Data loading through Talend ETL Studio

In couple of my earlier posts I talked about loading data pulled from search engines and then loading into staging tables of a data warehouse.  You can load data in couple of ways including databases bulk load tools - for example, MySQL "LOAD DATA INFILE " statement or using Talend's ETL studio or similar tools (Pentaho, Informatica, etc.)
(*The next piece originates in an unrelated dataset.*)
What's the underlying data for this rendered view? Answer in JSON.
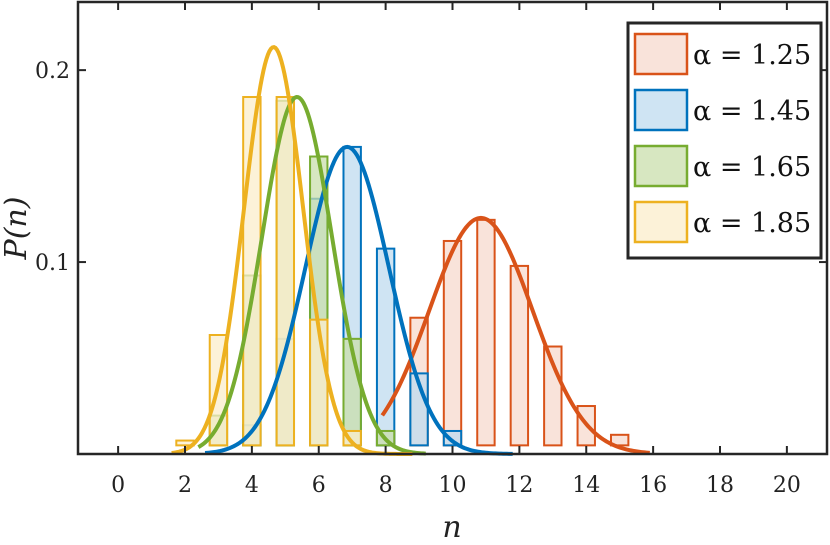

In this article, I will be loading a simple data file with more than 200,000 (200K) rows of keyword performance data for illustration purpose and the setup used was
  MySQL 5.1 (Community version)
  Talend Open Studio (3.2.2)
  Perl 5.10.1


Other posts that may be of interest:
1. URL parsing in Python, Perl, MySQL - an example
2. Google Adwords Data Retriever
3. Google Analytics Data Retriever


The data flows through 6 components (tFileInputDelimited, tPerlRow, tSortRow, tFileOutputDelimited, tFilterRow and tMysqlOutput) starting at input data file read and transformed into another output file and then loaded into database.  Component #3 (sorting component) is not needed but shown here to stress the ease with which a developer can quickly put together a ETL process.  Palette tab on the right hand side houses these components and many more.  If you use Java instead of Perl, you will likely have more components to use and for list of all available components take at Talend Forge. 

Input record format is a tab seperated fields with one record per line and so is output file in component 4. 
# Typical fields in the file are date, account_id, campaign_id, ad_group_id, keyword_id, CPC, CTR, Cost, Impressions, url etc.
# 2009-12-12   9876543210   34987650   1147382910   1234567890  0.07  
# 0.226632  247.98   15444  http://hiregion.com/2009/10/google-analytics-data-retriever-api-sem_25.html

I provide the following regular expression to parse each URL to extract domain name in component 2.
     /(https?://)?(www\.)?([a-zA-Z0-9_%]*)\b\.[a-z]{2,4}(\.[a-z]{2})?/ig

And this parses any URL with correct formats like http://www.amazon.com or https://amazon.com or http://www.amazon.co.uk or amazon.com and more.

Component 4 sorts the input stream coming from the regexp output and dumps into a output file which is then read into a filter which filters out any record that doesn't have the primary key before loading into staging database.   You can load into database without having the primary key constraint to further speed it up and cleanup the duplicates before pushing into either dimensions or facts tables.

The whole run took little over a minute (~63 seconds) running on a test system running all three (MySQL, Talend, Perl).  For daily load, you can make use of scheduler to kick-off the job and automate the loading process.






 Hope that helps,
Shiva

2 comments:

  1. Regarding your regex: underscores are not allowed in host names in DNS (RFC 2782 explains why). Also, by looking at it, it seems that expression will not match a domain like example.uk.com.

    ReplyDelete
  2. Well with your permission let me grab your RSS feed to keep updated with forthcoming post. Thanks a million, and please keep up the gratifying work.